Our results show that influenza A viruses circulate regularly in LBMs in Kenya. Continued monitoring of influenza viruses in poultry in LBMs would help in detecting new introductions of AIVs in the poultry population that would be of public health and socioeconomic significance to the poultry industry in the country. Early detection of new potentially dangerous influenza viruses could lead to early application of control measures that could minimize the public health impact of outbreaks of HPAI viruses and decrease the impact on the livelihoods along the poultry value chain.
The authors wish to express gratitude to the staff of the Virology laboratory, Central Veterinary laboratory, Kabete for their tireless participation in sampling of the birds and Mr Dennis Odhiambo of CDC-K IEIP laboratory for his excellent technical support during the surveillance, period which made this work a success.
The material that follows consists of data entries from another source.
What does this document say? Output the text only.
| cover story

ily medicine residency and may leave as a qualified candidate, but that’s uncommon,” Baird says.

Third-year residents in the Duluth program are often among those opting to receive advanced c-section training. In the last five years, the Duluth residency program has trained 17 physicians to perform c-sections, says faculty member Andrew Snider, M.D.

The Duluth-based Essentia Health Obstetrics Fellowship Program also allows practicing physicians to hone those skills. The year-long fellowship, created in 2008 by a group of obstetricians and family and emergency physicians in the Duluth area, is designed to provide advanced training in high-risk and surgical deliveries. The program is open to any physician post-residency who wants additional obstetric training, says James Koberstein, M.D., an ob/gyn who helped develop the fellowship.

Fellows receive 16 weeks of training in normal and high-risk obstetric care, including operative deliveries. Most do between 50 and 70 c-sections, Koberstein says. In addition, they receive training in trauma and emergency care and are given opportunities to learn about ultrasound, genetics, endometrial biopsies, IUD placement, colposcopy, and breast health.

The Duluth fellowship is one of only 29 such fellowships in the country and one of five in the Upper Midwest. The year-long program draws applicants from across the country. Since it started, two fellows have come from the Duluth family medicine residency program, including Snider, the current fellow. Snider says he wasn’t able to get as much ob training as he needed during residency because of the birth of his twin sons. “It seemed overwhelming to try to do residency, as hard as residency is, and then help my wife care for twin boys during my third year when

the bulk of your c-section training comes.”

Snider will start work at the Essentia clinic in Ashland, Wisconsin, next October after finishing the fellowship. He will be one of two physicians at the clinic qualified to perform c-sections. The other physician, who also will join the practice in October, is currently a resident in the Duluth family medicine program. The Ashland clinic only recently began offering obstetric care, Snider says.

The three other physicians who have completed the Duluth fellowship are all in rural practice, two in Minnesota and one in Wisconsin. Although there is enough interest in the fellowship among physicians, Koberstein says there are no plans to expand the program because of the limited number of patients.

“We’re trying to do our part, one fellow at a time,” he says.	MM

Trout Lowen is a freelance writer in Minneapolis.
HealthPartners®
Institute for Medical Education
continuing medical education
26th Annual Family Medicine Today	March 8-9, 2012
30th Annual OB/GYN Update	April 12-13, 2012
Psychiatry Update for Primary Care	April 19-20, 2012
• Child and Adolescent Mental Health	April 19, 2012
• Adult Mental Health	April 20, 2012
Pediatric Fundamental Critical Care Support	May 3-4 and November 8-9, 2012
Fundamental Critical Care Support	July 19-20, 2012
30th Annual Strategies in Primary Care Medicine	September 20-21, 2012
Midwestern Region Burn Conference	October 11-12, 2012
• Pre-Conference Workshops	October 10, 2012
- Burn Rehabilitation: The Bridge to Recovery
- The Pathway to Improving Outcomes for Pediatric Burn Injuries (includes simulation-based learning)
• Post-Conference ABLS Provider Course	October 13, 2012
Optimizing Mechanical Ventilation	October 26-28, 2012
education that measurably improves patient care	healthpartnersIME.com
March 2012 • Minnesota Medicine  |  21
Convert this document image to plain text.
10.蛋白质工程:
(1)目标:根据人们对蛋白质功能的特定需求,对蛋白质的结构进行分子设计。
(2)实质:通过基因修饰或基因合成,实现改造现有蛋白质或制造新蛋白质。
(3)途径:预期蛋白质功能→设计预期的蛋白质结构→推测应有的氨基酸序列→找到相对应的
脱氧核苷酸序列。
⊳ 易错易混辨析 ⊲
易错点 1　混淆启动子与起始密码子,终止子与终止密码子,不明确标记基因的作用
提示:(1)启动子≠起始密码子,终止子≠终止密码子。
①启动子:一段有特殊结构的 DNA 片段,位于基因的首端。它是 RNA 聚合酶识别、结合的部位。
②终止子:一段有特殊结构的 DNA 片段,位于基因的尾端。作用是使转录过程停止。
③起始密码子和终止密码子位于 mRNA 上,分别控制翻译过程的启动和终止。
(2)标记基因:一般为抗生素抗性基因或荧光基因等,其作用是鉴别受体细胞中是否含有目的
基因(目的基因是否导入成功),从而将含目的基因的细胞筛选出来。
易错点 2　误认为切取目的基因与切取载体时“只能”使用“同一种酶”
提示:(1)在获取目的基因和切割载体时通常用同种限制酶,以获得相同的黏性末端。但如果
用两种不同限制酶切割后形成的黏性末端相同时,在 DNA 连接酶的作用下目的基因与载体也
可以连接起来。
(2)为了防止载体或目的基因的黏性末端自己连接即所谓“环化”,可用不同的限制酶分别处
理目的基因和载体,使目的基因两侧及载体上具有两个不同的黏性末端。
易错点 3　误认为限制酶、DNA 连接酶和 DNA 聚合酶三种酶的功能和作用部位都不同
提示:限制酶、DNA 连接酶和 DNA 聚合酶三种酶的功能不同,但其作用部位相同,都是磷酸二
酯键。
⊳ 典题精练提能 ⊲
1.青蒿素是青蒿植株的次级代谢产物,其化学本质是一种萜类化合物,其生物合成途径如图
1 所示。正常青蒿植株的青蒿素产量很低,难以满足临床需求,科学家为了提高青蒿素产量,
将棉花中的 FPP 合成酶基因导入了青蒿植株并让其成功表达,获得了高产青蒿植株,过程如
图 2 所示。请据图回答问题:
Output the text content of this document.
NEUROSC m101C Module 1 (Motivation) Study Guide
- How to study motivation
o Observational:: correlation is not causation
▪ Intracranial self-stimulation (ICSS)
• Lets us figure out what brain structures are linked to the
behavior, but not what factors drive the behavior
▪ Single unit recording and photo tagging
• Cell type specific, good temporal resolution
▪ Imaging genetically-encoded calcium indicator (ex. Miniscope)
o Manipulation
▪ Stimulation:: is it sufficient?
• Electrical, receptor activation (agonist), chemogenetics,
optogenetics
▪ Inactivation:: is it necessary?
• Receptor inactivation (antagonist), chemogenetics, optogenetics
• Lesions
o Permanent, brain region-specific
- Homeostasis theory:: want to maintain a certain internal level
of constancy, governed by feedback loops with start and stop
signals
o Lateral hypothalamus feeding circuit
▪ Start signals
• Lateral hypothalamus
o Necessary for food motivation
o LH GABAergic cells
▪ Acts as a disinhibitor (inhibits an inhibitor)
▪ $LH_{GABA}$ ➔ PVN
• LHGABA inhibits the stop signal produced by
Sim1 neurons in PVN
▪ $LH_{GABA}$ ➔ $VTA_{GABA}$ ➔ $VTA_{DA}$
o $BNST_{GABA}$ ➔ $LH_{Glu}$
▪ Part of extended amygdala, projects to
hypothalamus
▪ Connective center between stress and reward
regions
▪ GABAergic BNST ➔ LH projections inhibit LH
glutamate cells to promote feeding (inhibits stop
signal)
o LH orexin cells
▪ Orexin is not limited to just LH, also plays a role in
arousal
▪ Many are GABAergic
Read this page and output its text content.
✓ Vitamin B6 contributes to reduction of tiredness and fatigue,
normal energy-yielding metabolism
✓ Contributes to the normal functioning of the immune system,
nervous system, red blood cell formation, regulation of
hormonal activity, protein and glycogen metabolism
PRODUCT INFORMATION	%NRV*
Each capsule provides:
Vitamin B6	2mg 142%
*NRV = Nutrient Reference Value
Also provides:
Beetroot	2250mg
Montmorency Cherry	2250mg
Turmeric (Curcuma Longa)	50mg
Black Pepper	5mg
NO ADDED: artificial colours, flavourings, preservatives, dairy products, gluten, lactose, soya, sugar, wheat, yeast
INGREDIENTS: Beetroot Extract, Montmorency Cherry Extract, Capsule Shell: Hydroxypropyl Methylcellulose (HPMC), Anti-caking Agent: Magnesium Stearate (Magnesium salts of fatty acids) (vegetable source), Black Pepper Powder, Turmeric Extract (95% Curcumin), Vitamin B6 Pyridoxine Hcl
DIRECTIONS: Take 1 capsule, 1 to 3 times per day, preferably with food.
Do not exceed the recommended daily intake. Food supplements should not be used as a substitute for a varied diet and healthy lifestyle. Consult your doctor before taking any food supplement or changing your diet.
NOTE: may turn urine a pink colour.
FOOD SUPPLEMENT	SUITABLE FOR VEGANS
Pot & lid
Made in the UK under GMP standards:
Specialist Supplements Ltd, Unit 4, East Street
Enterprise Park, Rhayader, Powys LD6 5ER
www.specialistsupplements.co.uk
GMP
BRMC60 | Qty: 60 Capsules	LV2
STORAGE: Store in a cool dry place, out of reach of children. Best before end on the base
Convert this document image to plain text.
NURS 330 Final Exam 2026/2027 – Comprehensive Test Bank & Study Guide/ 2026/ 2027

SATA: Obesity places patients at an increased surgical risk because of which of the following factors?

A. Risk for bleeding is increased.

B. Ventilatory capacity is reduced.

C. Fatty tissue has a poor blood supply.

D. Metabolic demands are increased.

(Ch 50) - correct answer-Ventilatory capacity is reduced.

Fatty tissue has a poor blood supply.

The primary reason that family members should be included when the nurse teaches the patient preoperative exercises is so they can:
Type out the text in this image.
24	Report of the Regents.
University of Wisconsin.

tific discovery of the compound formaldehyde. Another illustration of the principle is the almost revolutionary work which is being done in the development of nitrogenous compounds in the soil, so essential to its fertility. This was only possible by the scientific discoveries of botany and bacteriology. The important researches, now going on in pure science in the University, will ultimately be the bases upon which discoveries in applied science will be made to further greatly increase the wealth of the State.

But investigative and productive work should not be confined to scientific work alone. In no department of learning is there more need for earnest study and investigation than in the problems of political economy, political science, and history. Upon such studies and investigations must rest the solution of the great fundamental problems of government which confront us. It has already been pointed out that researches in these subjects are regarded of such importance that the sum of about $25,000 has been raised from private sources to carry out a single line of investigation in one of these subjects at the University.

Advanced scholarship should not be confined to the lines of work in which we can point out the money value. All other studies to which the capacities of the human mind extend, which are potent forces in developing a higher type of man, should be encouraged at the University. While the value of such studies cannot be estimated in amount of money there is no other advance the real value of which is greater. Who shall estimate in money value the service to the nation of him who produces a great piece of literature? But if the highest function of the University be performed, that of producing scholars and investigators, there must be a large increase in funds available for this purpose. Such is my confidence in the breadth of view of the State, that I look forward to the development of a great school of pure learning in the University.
The authors thank Joshua Mott for his helpful advice.
P. Munyua contributed to the overall design of the study, coordinated the field work, analyzed the data, and wrote the manuscript. L. Waiboci and L. Mwasi were responsible for all the RNA extractions and testing and reviewed the manuscript. J. Githinji, L. Njagi, R. Murithi and J. Macharia were responsible for the field work, approval for the surveillance work, and reviewed the manuscript. G. Arunga coordinated the data entry, analyzed the data, and reviewed the manuscript. R. Breiman, K. Njenga, M. Katz contributed to the overall design of the study and reviewed the manuscript.
The findings and conclusions in this report are those of the authors and do not necessarily represent the official position of the US Centers for Diseases Control and Prevention.